Listened to the commentary track on Dirty Harry and wasn't surprised to hear that it caused many libs to wee-wee their panties back when whining was still a legitimate form of argument. Still, it's funny and sad to read that Pauline Kael and Roger Ebert -- and lots of others, judging from the hundreds of thousands of google results -- throw the word "fascist" around when describing the moral worldview of the movie.
Now, that was 1971 when the counter-culture was still strong, and I realize that people don't ejaculate the term so often in public these days. But it nevertheless shows just how stupid the political culture was, and to some extent still is, when famous critics can use the word "fascist" -- with all its images of rigid hierarchy, marching in lockstep, knowing and unquestioningly respecting your given role so that the machine functions smoothly, etc. -- to describe a do-what-you-think-is-best outlook, and a way of acting that cuts the individual free of the society's regulations if they are only getting in the way of achieving the goal (here, of protecting the group).

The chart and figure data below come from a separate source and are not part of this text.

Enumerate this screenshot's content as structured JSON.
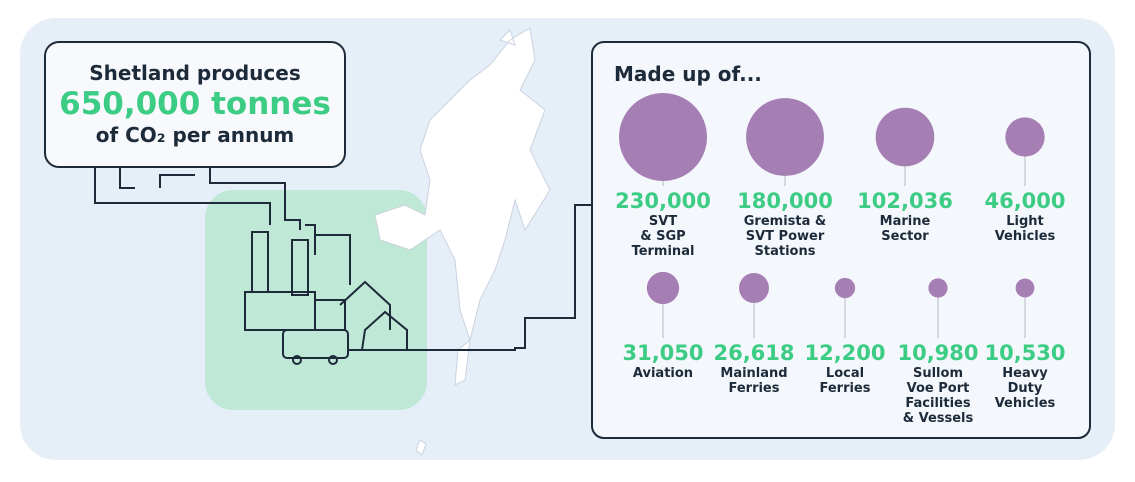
{
  "header": {
    "line1": "Shetland produces",
    "line2": "650,000 tonnes",
    "line3": "of CO₂ per annum"
  },
  "breakdown": {
    "title": "Made up of...",
    "items": [
      {
        "value": 230000,
        "value_label": "230,000",
        "label": [
          "SVT",
          "& SGP",
          "Terminal"
        ]
      },
      {
        "value": 180000,
        "value_label": "180,000",
        "label": [
          "Gremista &",
          "SVT Power",
          "Stations"
        ]
      },
      {
        "value": 102036,
        "value_label": "102,036",
        "label": [
          "Marine",
          "Sector"
        ]
      },
      {
        "value": 46000,
        "value_label": "46,000",
        "label": [
          "Light",
          "Vehicles"
        ]
      },
      {
        "value": 31050,
        "value_label": "31,050",
        "label": [
          "Aviation"
        ]
      },
      {
        "value": 26618,
        "value_label": "26,618",
        "label": [
          "Mainland",
          "Ferries"
        ]
      },
      {
        "value": 12200,
        "value_label": "12,200",
        "label": [
          "Local",
          "Ferries"
        ]
      },
      {
        "value": 10980,
        "value_label": "10,980",
        "label": [
          "Sullom",
          "Voe Port",
          "Facilities",
          "& Vessels"
        ]
      },
      {
        "value": 10530,
        "value_label": "10,530",
        "label": [
          "Heavy",
          "Duty",
          "Vehicles"
        ]
      }
    ]
  }
}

If anything from that era was totalitarian, it was the liberal bureaucracy that told Dirty Harry to just follow orders from above, to not second-guess their appropriateness by thinking for himself. This is for the greater good: after all, when one piece wiggles out of its proper place in the machine, it will throw every other sub-system outta-whack, and the broken apparatus will no longer be able to protect the group. So just shut up and do as you're told.
I'm sure there are conservative morons who think Dirty Harry shows the value of hierarchical discipline and obeying authority, but they don't make it into the critics circle, so I couldn't easily find any famous examples.
The mandarin class is fundamentally drawn to the powerful -- at least when their favorite party is in power -- so they are always caught completely off-guard when Dirty Harry figures arise. I mean, they just don't make any sense. Vigilantes are anti-authoritarian, which is good if our guys are not in power but bad if they are. And they're acting to protect the larger community (unlike anti-authoritarian loner / hermit types), which is good, but their protection reaches a level that the rulers have proven impotent to achieve. This embarrasses and even discredits the rulers, and again that's good if our guys are not in power but bad if they are.
So sure, if the other guys are in power, let's welcome the vigilantes -- just think of the terrible publicity it'll give our rivals. Then again, given how the enjoyment of power fluctuates between parties, you know what, it's better to not risk being on the side of loose cannons, just in case it's us who's in power.
This explains why so much criticism of movies that treat the theme of authority sounds ridiculous -- since the intellectual class only talks to itself and lusts for power or at least influence over the powerful, they only hear arguments that take the sanctity of following orders for granted. They argue instead over whose plan for society should be rigidly adhered to, lest the whole thing come crumbling apart. The handful of anti-authoritarians who go into academia, the media, etc., are of the loner / hermit type who want to cast off society's shackles so that they can be left alone to themselves and maybe their family, not so that they can better do their job as a member of the team or group or community. They watch X-Files, not Aliens.
I'm not sure where to go to find commentators who might get it. Obviously not the typical places where critics hang out. But outside-the-establishment haunts on the internet are mostly peopled by nerds, and they too fall into the same groups as mainstream critics, although with more of the "just leave me alone" / "the truth is out there" hermits, and fewer chap-lipped dicksuckers of the powerful. If anyone's run across a good place online or off, say where in the comments.